South America

The Amazon rainforest people who age more slowly than the rest of the world

As Martina Canchi Nate walks through the Bolivian jungle, red butterflies fluttering around her, we have to ask her to pause – our team can’t keep up.

Her ID card shows she’s 84, but within 10 minutes, she digs up three yucca trees to extract the tubers from the roots, and with just two strokes of her knife, cuts down a plantain tree.

She slings a huge bunch of the fruit on her back and begins the walk home from her chaco – the patch of land where she grows cassava, corn, plantains and rice.

Martina is one of 16,000 Tsimanes (pronounced “chee-may-nay”) – a semi-nomadic indigenous community living deep in the Amazon rainforest, 600km (375 miles) north of Bolivia’s largest city, La Paz.

Her vigour is not unusual for Tsimanes of her age.

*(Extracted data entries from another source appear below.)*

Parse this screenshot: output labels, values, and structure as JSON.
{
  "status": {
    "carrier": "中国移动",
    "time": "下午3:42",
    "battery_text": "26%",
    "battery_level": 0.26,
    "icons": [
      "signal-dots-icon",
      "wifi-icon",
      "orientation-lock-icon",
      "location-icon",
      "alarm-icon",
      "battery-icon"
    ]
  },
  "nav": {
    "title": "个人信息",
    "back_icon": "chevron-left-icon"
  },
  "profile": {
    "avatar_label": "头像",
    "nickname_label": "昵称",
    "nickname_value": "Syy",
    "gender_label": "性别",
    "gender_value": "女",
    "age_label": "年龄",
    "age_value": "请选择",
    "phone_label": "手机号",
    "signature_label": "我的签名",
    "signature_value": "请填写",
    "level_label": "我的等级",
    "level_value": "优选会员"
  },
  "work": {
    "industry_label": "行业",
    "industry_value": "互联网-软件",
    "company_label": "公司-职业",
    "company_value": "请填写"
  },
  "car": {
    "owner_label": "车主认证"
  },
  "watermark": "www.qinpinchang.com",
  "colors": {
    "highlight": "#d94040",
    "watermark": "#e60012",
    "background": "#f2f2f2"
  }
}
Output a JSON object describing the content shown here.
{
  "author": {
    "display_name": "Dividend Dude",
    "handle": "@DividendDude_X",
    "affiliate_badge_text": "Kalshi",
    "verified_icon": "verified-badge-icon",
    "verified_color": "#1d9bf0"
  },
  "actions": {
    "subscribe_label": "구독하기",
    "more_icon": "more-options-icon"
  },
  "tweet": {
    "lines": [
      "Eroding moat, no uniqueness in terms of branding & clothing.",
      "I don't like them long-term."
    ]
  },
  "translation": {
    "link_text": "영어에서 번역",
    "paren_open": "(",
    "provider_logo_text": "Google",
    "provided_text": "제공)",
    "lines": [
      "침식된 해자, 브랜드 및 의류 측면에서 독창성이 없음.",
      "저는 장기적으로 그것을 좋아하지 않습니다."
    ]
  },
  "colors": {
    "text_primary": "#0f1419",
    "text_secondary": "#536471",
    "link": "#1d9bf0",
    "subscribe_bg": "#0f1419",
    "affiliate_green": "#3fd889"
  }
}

Scientists have concluded the group has the healthiest arteries ever studied, and that their brains age more slowly than those of people in North America, Europe and elsewhere.

The Tsimanes are a rarity. They are one of the last peoples on the planet to live a fully subsistence lifestyle of hunting, foraging and farming. The group is also large enough to provide a sizeable scientific sample, and researchers, led by anthropologist Hillard Kaplan of the University of New Mexico, have studied it for two decades.